戦後では1974年に1度あっただけである。発足するのが少数与党政権にせよ連立政権にせよ、単純小選挙区制に基づく二大政党制下では極めて異例だ。安定政権を生みやすく、しかも政権交代を促すとされる英国伝統の選挙システムは重大な岐路に立っている。
金融危機による景気停滞や雇用不安など、日本と共通課題が多い英国の有権者が下した審判だ。日本の有権者も今後の成り行きを注視すべきだと強調したい。
今回の英国総選挙(下院定数650)では与党の労働党が大幅に議席を減らし、野党の保守党が13年ぶりに第一党に復帰した。「第三の政党」として選挙戦で注目された自由民主党の獲得議席は、得票率でさほど差がない労働党の4分の1以下にとどまった。単純小選挙区制ゆえの現象だ。

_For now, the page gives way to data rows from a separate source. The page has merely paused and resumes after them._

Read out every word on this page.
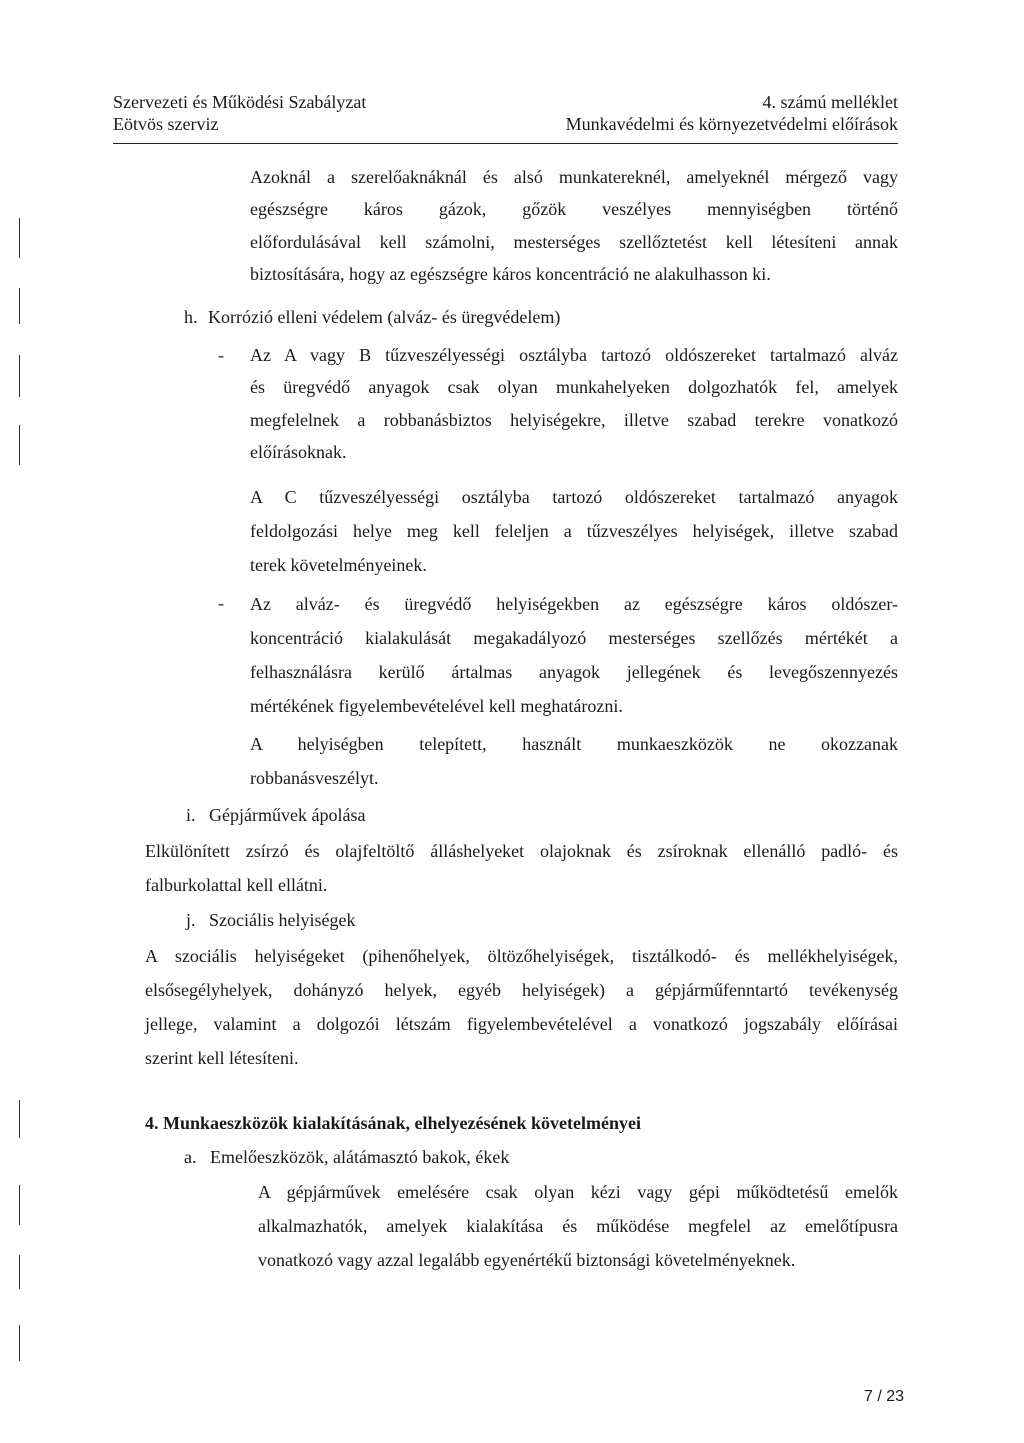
Szervezeti és Működési Szabályzat
Eötvös szerviz
4. számú melléklet
Munkavédelmi és környezetvédelmi előírások
Azoknál a szerelőaknáknál és alsó munkatereknél, amelyeknél mérgező vagy
egészségre káros gázok, gőzök veszélyes mennyiségben történő
előfordulásával kell számolni, mesterséges szellőztetést kell létesíteni annak
biztosítására, hogy az egészségre káros koncentráció ne alakulhasson ki.
h. Korrózió elleni védelem (alváz- és üregvédelem)
- Az A vagy B tűzveszélyességi osztályba tartozó oldószereket tartalmazó alváz
és üregvédő anyagok csak olyan munkahelyeken dolgozhatók fel, amelyek
megfelelnek a robbanásbiztos helyiségekre, illetve szabad terekre vonatkozó
előírásoknak.
A C tűzveszélyességi osztályba tartozó oldószereket tartalmazó anyagok
feldolgozási helye meg kell feleljen a tűzveszélyes helyiségek, illetve szabad
terek követelményeinek.
- Az alváz- és üregvédő helyiségekben az egészségre káros oldószer-
koncentráció kialakulását megakadályozó mesterséges szellőzés mértékét a
felhasználásra kerülő ártalmas anyagok jellegének és levegőszennyezés
mértékének figyelembevételével kell meghatározni.
A helyiségben telepített, használt munkaeszközök ne okozzanak
robbanásveszélyt.
i. Gépjárművek ápolása
Elkülönített zsírzó és olajfeltöltő álláshelyeket olajoknak és zsíroknak ellenálló padló- és
falburkolattal kell ellátni.
j. Szociális helyiségek
A szociális helyiségeket (pihenőhelyek, öltözőhelyiségek, tisztálkodó- és mellékhelyiségek,
elsősegélyhelyek, dohányzó helyek, egyéb helyiségek) a gépjárműfenntartó tevékenység
jellege, valamint a dolgozói létszám figyelembevételével a vonatkozó jogszabály előírásai
szerint kell létesíteni.
4. Munkaeszközök kialakításának, elhelyezésének követelményei
a. Emelőeszközök, alátámasztó bakok, ékek
A gépjárművek emelésére csak olyan kézi vagy gépi működtetésű emelők
alkalmazhatók, amelyek kialakítása és működése megfelel az emelőtípusra
vonatkozó vagy azzal legalább egyenértékű biztonsági követelményeknek.
7 / 23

しかし、かつては90%を超えていた二大政党の合計得票率が、今回は65%にまで低下した。イデオロギー対決の時代は去り、有権者の意識は多様化している。英国の選挙システムも、こうした潮流を十分にくみ取れなかった。
成文憲法がない英国では慣習上、現職首相が組閣の優先権をもつが、ブラウン首相は労働党大敗の結果を考慮し、保守党に先を譲った。連立では保守・自民の組み合わせは過半数になるが、労働・自民では過半数に届かない。
保守、自民両党による連立交渉の焦点は選挙制度改革だ。自民党は当然、優先順位投票による中選挙区制の導入を求めている。だが、保守党は小選挙区制を堅持する姿勢を崩していない。また、自民党が求める欧州連合(EU)への権限移譲や長期不法滞在者への市民権付与も拒否している。
英国の喫緊の課題は、今年の国内総生産(GDP)比で12・8%にも達する財政赤字の削減だ。政局の混迷が続けば傷口は大きくなり、国益は損なわれてしまう。
まず注視すべきは、新政権の軸となるべき保守党の決断である。妥協による「安定政権」を選ぶか、党是を貫き困難な少数与党政権の道を選ぶのか。責任政党としての覚悟が問われる。
日本の政治は英国をモデルとしてきた。「中ぶらりん議会」の行方には、日本も国難を打開していくためのヒントがある。